Honda tell us that the new car has a stiffer chassis for a better driving experience and that proves to be true. Occupants sit lower in the Civic and the driving position is sporting with plenty of adjustment.

With all this talk of sporty driving it is important to mention that all versions of this come come with Honda SENSING as standard. This is a complete suite of safety features that uses radar and camera technology to deliver variously, collision mitigation, lane departure warning, cruise control and a host of other features. Having a car that keen drivers will enjoy is all very well but it still needs to protect us from our own driving inadequacies.
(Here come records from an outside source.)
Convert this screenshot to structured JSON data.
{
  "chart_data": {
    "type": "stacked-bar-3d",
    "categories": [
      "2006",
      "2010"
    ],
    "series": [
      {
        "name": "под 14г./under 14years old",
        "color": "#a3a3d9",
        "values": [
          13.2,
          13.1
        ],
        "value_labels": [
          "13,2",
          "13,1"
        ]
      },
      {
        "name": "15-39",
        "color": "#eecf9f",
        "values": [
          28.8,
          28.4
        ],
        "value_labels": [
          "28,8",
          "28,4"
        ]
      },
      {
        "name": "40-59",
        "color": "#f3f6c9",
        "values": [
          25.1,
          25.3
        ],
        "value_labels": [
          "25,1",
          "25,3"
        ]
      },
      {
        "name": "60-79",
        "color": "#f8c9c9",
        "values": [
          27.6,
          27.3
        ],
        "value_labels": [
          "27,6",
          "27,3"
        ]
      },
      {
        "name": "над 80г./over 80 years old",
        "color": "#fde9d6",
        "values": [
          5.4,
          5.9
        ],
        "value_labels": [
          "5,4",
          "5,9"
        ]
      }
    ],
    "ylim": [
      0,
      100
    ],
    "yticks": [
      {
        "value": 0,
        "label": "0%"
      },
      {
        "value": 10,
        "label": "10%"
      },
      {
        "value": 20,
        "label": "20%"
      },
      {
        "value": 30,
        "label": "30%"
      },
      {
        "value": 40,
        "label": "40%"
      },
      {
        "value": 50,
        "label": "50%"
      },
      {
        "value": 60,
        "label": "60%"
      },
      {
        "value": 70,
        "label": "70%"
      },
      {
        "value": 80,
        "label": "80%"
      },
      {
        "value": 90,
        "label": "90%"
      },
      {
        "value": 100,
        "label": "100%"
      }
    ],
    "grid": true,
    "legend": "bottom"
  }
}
The Honda Civic (in Sport Plus guise as seen here) is always eager to crack on but when constrained it is happy to potter about and cruise smoothly. New from the ground up the company have engineered this car well and – praise be – there’s a bit of weight to the steering and handling is precise when cornering with minimal body roll. It is possible to induce a touch of typical front-wheel drive understeer but you’d have to be driving poorly to find it.

The ride whilst smooth and very acceptable generally isn’t perfect. There always has to be a compromise between the family hatch and the sporting motor lurking beneath. The suspension seems to me to be set up for stability first which means on some road surfaces the ride is a little fussy. No big deal; for around £25,000 fully loaded the Honda Civic 1.5 VTEC Sport Plus is better at the job than most.

I think Honda have done a brilliant job with this car. No, not every likes the new shape but that’s how it goes. You can’t please all of the people all of the time but you can please most of them most of the time and, crucially, this car pleases me greatly and that’s the important thing.